In reference to plein air painting, a friend who is a watercolorist emailed me and said, “I thought as a oil painter you would be into it.”
That is a common assumption about oil painters.
(My friend is more artistically adventuresome than I am. She goes out in an atmosphere where sometimes the watercolors evaporate before they are fully blended!)
When I took a studio painting class, specifically called “photo-realism for studio painters”, the teacher asked how many of us wanted just studio painting and how many wanted the photo-realism aspect. Very few were in my camp, and he told the class that it is just a matter of tricks that anyone can master. (He never did address nor explain or demonstrate those so called “tricks”.) Then he set up still life arrangements and made plans for us to go out plein air painting. I signed up to specifically learn to be a photo-realist studio painter, so after half a semester, I dropped the class.

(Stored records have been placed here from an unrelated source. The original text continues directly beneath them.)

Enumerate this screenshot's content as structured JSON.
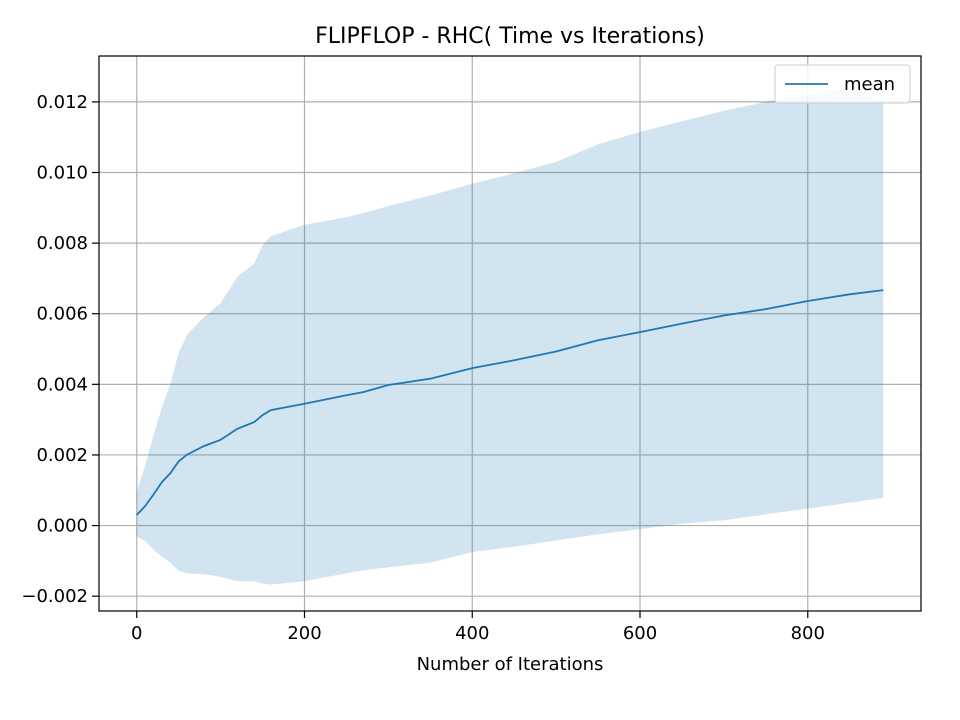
{
  "chart_data": {
    "type": "line",
    "title": "FLIPFLOP - RHC( Time vs Iterations)",
    "xlabel": "Number of Iterations",
    "ylabel": "",
    "xlim": [
      -45,
      935
    ],
    "ylim": [
      -0.00242,
      0.0133
    ],
    "xticks": [
      0,
      200,
      400,
      600,
      800
    ],
    "xtick_labels": [
      "0",
      "200",
      "400",
      "600",
      "800"
    ],
    "yticks": [
      -0.002,
      0.0,
      0.002,
      0.004,
      0.006,
      0.008,
      0.01,
      0.012
    ],
    "ytick_labels": [
      "−0.002",
      "0.000",
      "0.002",
      "0.004",
      "0.006",
      "0.008",
      "0.010",
      "0.012"
    ],
    "grid": true,
    "legend": {
      "position": "top-right",
      "entries": [
        "mean"
      ]
    },
    "colors": {
      "line": "#1f77b4",
      "band": "#1f77b4",
      "band_opacity": 0.2,
      "grid": "#b0b0b0"
    },
    "series": [
      {
        "name": "mean",
        "x": [
          0,
          10,
          20,
          30,
          40,
          50,
          60,
          80,
          100,
          120,
          140,
          150,
          160,
          200,
          250,
          270,
          300,
          350,
          400,
          450,
          500,
          550,
          600,
          650,
          700,
          750,
          800,
          850,
          890
        ],
        "values": [
          0.0003,
          0.00055,
          0.00088,
          0.00123,
          0.00148,
          0.00182,
          0.00201,
          0.00225,
          0.00243,
          0.00274,
          0.00293,
          0.00313,
          0.00327,
          0.00345,
          0.00369,
          0.00378,
          0.00398,
          0.00416,
          0.00446,
          0.00468,
          0.00493,
          0.00525,
          0.00548,
          0.00572,
          0.00595,
          0.00613,
          0.00636,
          0.00655,
          0.00667
        ],
        "lower": [
          -0.0003,
          -0.00045,
          -0.00068,
          -0.00088,
          -0.00105,
          -0.00128,
          -0.00135,
          -0.00138,
          -0.00145,
          -0.00158,
          -0.00158,
          -0.00165,
          -0.00167,
          -0.00158,
          -0.00135,
          -0.00127,
          -0.00118,
          -0.00105,
          -0.00075,
          -0.0006,
          -0.00042,
          -0.00025,
          -0.0001,
          5e-05,
          0.00015,
          0.00032,
          0.00048,
          0.00065,
          0.00078
        ],
        "upper": [
          0.00095,
          0.0017,
          0.00255,
          0.00335,
          0.004,
          0.0049,
          0.0054,
          0.0059,
          0.0063,
          0.00705,
          0.00742,
          0.00795,
          0.0082,
          0.00852,
          0.00873,
          0.00885,
          0.00905,
          0.00935,
          0.00968,
          0.00998,
          0.0103,
          0.0108,
          0.01115,
          0.01145,
          0.01175,
          0.012,
          0.0122,
          0.0124,
          0.012
        ]
      }
    ]
  }
}
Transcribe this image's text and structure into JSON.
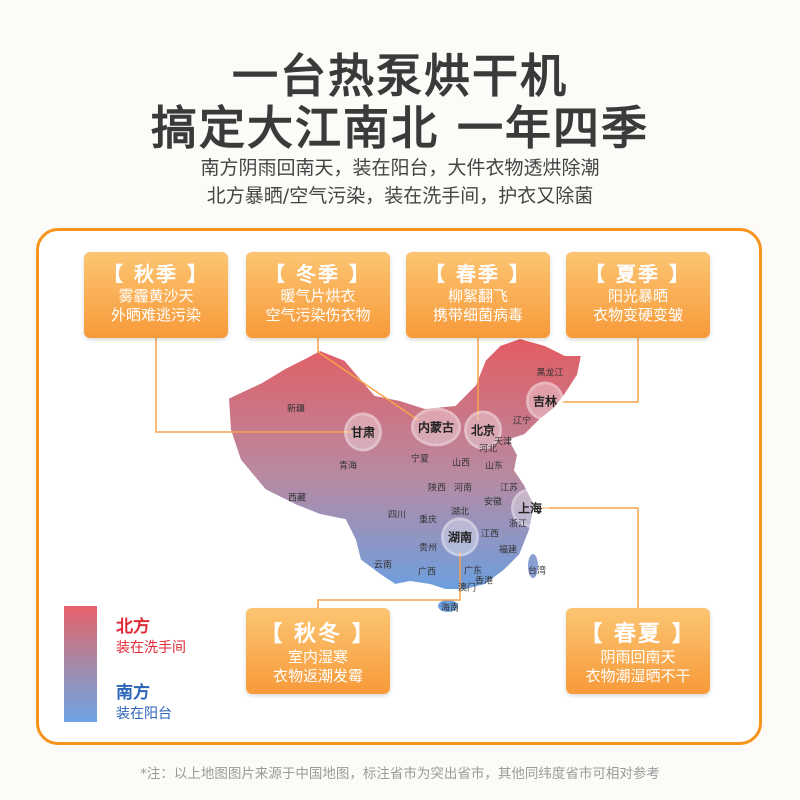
{
  "headline": {
    "line1": "一台热泵烘干机",
    "line2": "搞定大江南北  一年四季"
  },
  "subtitle": {
    "line1": "南方阴雨回南天，装在阳台，大件衣物透烘除潮",
    "line2": "北方暴晒/空气污染，装在洗手间，护衣又除菌"
  },
  "cards": [
    {
      "title": "【 秋季 】",
      "l1": "雾霾黄沙天",
      "l2": "外晒难逃污染"
    },
    {
      "title": "【 冬季 】",
      "l1": "暖气片烘衣",
      "l2": "空气污染伤衣物"
    },
    {
      "title": "【 春季 】",
      "l1": "柳絮翻飞",
      "l2": "携带细菌病毒"
    },
    {
      "title": "【 夏季 】",
      "l1": "阳光暴晒",
      "l2": "衣物变硬变皱"
    },
    {
      "title": "【 秋冬 】",
      "l1": "室内湿寒",
      "l2": "衣物返潮发霉"
    },
    {
      "title": "【 春夏 】",
      "l1": "阴雨回南天",
      "l2": "衣物潮湿晒不干"
    }
  ],
  "provinces": [
    "新疆",
    "甘肃",
    "内蒙古",
    "北京",
    "黑龙江",
    "吉林",
    "辽宁",
    "天津",
    "河北",
    "宁夏",
    "山西",
    "山东",
    "青海",
    "陕西",
    "河南",
    "江苏",
    "西藏",
    "安徽",
    "上海",
    "四川",
    "湖北",
    "重庆",
    "浙江",
    "湖南",
    "江西",
    "贵州",
    "福建",
    "云南",
    "广西",
    "广东",
    "台湾",
    "香港",
    "澳门",
    "海南"
  ],
  "highlighted": [
    "甘肃",
    "内蒙古",
    "北京",
    "吉林",
    "上海",
    "湖南"
  ],
  "legend": {
    "north_title": "北方",
    "north_text": "装在洗手间",
    "south_title": "南方",
    "south_text": "装在阳台",
    "north_color": "#e8606a",
    "south_color": "#6ea3e6"
  },
  "colors": {
    "accent": "#f7941d"
  },
  "note": "*注：以上地图图片来源于中国地图，标注省市为突出省市，其他同纬度省市可相对参考"
}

So, here is the progression of my own weak attempts at plein air painting. It is a Three Rivers scene, which you probably figured out all by yourself.
Block it in from photos while in the studio
Set up on location and make a few stabs at improving it. More was revealed in real life than from the photos – that was helpful.
Finish it up in the studio.
The finished piece is spoken for, but the “buyer” doesn’t want it yet. Hmmm, any other offers? Until money exchanges hands, it is simply conversation.